2.3- Facilité du travail de l’éleveur

Du point de vue de l’éleveur, des animaux peureux vis-à-vis de l’homme sont souvent plus difficiles à manipuler et à diriger (Waiblinger et al. 2006). Il parait donc intéressant d’habituer les animaux à des contacts positifs puisque nous avons vu que cela permet, entre autres, de supprimer les comportements agressifs (Boivin et al. 1992) et les tentatives de fuite (Becker et Lobato 1997) lorsqu’un homme est présent.

Par exemple, des bovins en allaitement artificiel, nourris deux fois par jour par un animalier, sont plus rapidement triés et restreints dans un coin que des animaux au pâturage ou en stalles libres, ayant donc moins de contact avec l’homme (Boivin et al. 1992).

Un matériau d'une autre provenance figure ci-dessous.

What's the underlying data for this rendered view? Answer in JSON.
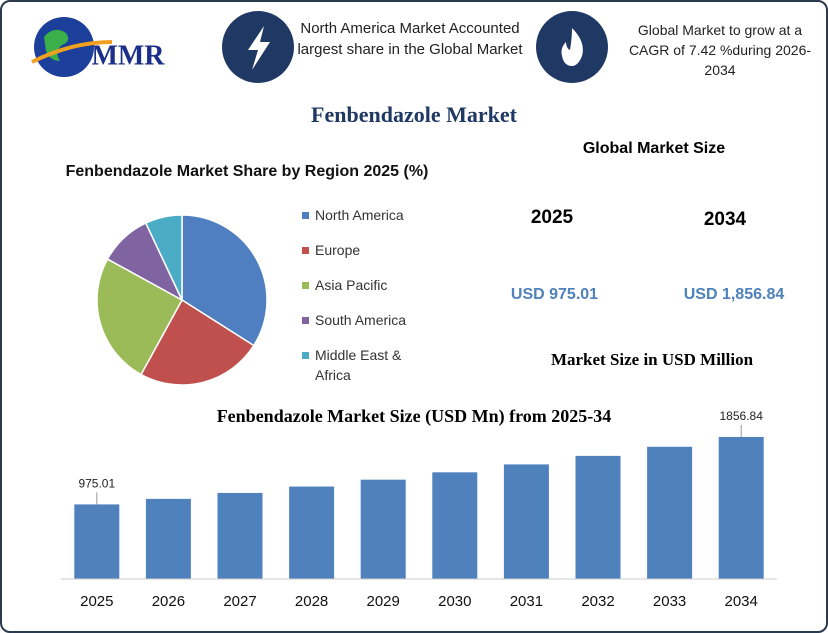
{
  "header": {
    "logo": "MMR",
    "box1": "North America Market Accounted largest share in the Global Market",
    "box2": "Global Market to grow at a CAGR of 7.42 %during 2026-2034"
  },
  "title": "Fenbendazole Market",
  "market_size": {
    "title": "Global Market Size",
    "year_start": "2025",
    "year_end": "2034",
    "value_start": "USD 975.01",
    "value_end": "USD 1,856.84",
    "unit": "Market Size in USD Million"
  },
  "chart_data": [
    {
      "type": "pie",
      "title": "Fenbendazole  Market Share by Region 2025 (%)",
      "categories": [
        "North America",
        "Europe",
        "Asia Pacific",
        "South America",
        "Middle East & Africa"
      ],
      "values": [
        34,
        24,
        25,
        10,
        7
      ],
      "colors": [
        "#4f7fc0",
        "#c0504d",
        "#9bbb59",
        "#8064a2",
        "#4bacc6"
      ]
    },
    {
      "type": "bar",
      "title": "Fenbendazole Market Size (USD Mn) from 2025-34",
      "categories": [
        "2025",
        "2026",
        "2027",
        "2028",
        "2029",
        "2030",
        "2031",
        "2032",
        "2033",
        "2034"
      ],
      "values": [
        975.01,
        1047.36,
        1125.07,
        1208.55,
        1298.22,
        1394.55,
        1498.02,
        1609.17,
        1728.57,
        1856.84
      ],
      "value_labels": [
        "975.01",
        null,
        null,
        null,
        null,
        null,
        null,
        null,
        null,
        "1856.84"
      ],
      "color": "#4f81bd",
      "ylim": [
        0,
        2000
      ]
    }
  ]
}
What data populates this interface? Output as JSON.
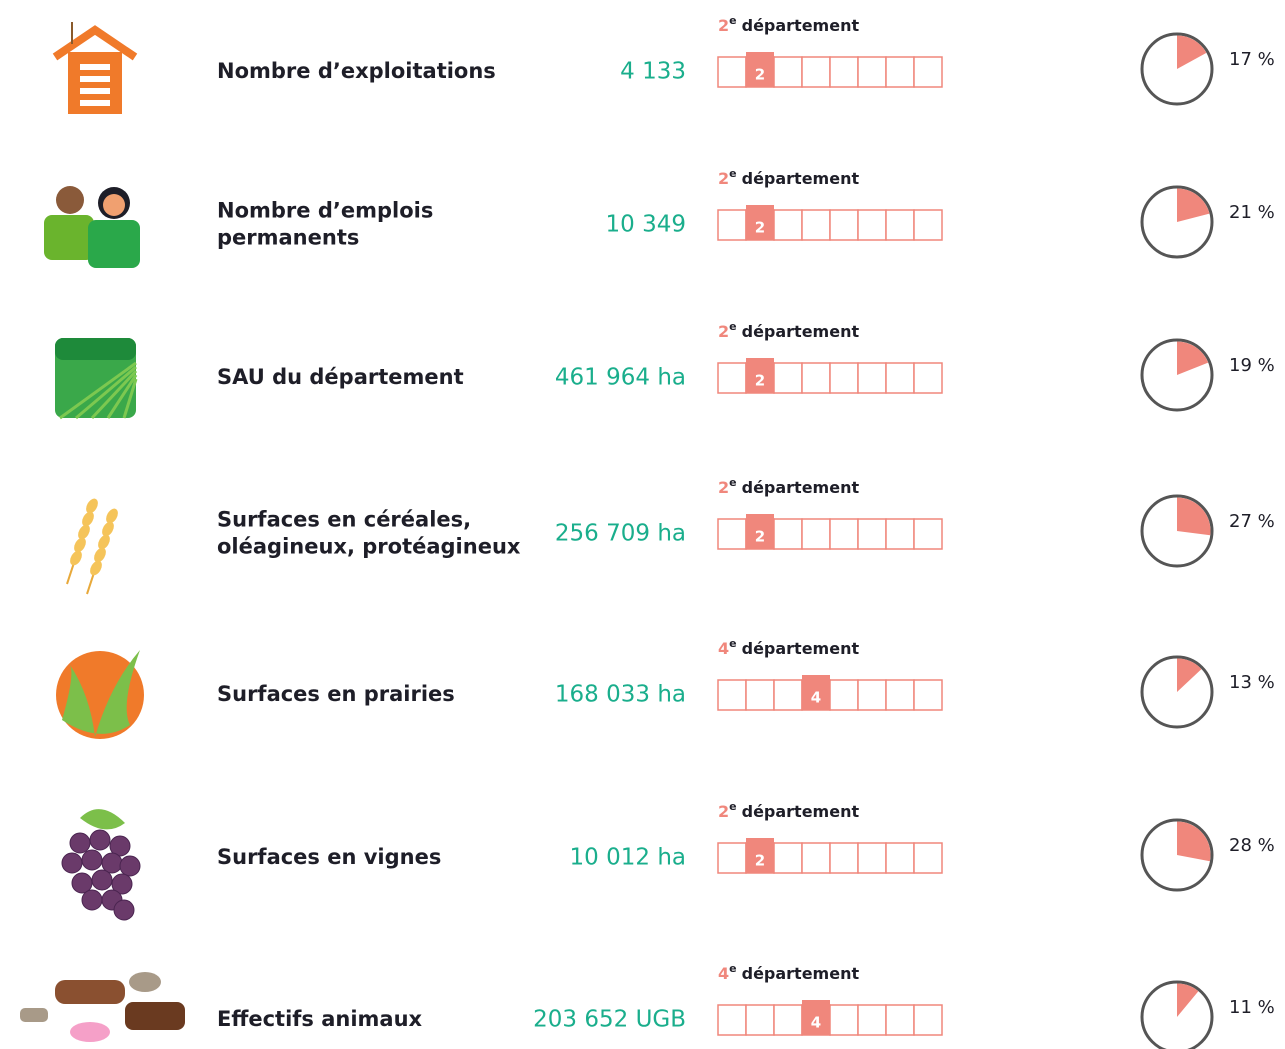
{
  "rows": [
    {
      "label": [
        "Nombre d’exploitations"
      ],
      "value": "4 133",
      "rank": 2,
      "rank_suffix": "e",
      "rank_word": "département",
      "percent": {
        "value": 17,
        "label": "17 %"
      }
    },
    {
      "label": [
        "Nombre d’emplois",
        "permanents"
      ],
      "value": "10 349",
      "rank": 2,
      "rank_suffix": "e",
      "rank_word": "département",
      "percent": {
        "value": 21,
        "label": "21 %"
      }
    },
    {
      "label": [
        "SAU du département"
      ],
      "value": "461 964 ha",
      "rank": 2,
      "rank_suffix": "e",
      "rank_word": "département",
      "percent": {
        "value": 19,
        "label": "19 %"
      }
    },
    {
      "label": [
        "Surfaces en céréales,",
        "oléagineux, protéagineux"
      ],
      "value": "256 709 ha",
      "rank": 2,
      "rank_suffix": "e",
      "rank_word": "département",
      "percent": {
        "value": 27,
        "label": "27 %"
      }
    },
    {
      "label": [
        "Surfaces en prairies"
      ],
      "value": "168 033 ha",
      "rank": 4,
      "rank_suffix": "e",
      "rank_word": "département",
      "percent": {
        "value": 13,
        "label": "13 %"
      }
    },
    {
      "label": [
        "Surfaces en vignes"
      ],
      "value": "10 012 ha",
      "rank": 2,
      "rank_suffix": "e",
      "rank_word": "département",
      "percent": {
        "value": 28,
        "label": "28 %"
      }
    },
    {
      "label": [
        "Effectifs animaux"
      ],
      "value": "203 652 UGB",
      "rank": 4,
      "rank_suffix": "e",
      "rank_word": "département",
      "percent": {
        "value": 11,
        "label": "11 %"
      }
    }
  ]
}
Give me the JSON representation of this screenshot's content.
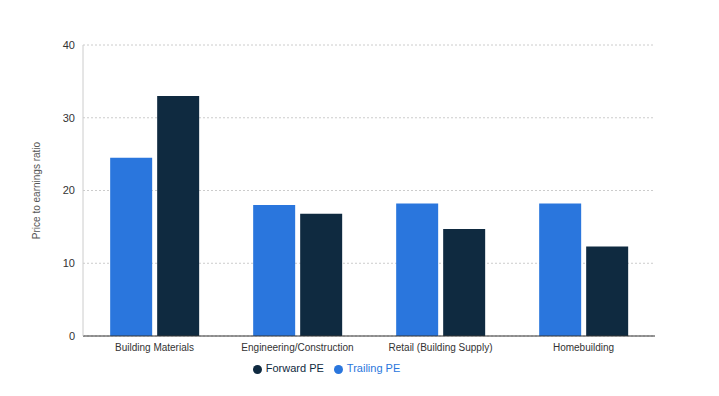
{
  "chart_data": {
    "type": "bar",
    "y_label": "Price to earnings ratio",
    "categories": [
      "Building Materials",
      "Engineering/Construction",
      "Retail (Building Supply)",
      "Homebuilding"
    ],
    "series": [
      {
        "name": "Trailing PE",
        "color": "#2a76dd",
        "values": [
          24.5,
          18,
          18.2,
          18.2
        ]
      },
      {
        "name": "Forward PE",
        "color": "#0f2a40",
        "values": [
          33,
          16.8,
          14.7,
          12.3
        ]
      }
    ],
    "ylim": [
      0,
      40
    ],
    "yticks": [
      0,
      10,
      20,
      30,
      40
    ],
    "grid": true,
    "legend": "bottom"
  }
}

Ainsi, le comportement positif de l’animalier pendant la période d’élevage permet de diminuer la réponse émotionnelle des veaux à la manipulation et au transport et donc de réduire les incidents lors de ces activités, ainsi que le temps qu’elles nécessitent. Ces animaux demandent également moins d’efforts pour être chargés et déchargés, facilitant par conséquent le travail des éleveurs (Lensink et al. 2001). Cela est aussi efficace pour les actes vétérinaires (palpation rectale, insémination) : les réactions de stress (coups de pieds, agitation) peuvent être réduites par une manipulation positive antérieure et/ou par un contact doux pendant la procédure. Cela diminue le risque d’incidents et le temps nécessaire à cet acte (Waiblinger et al. 2004).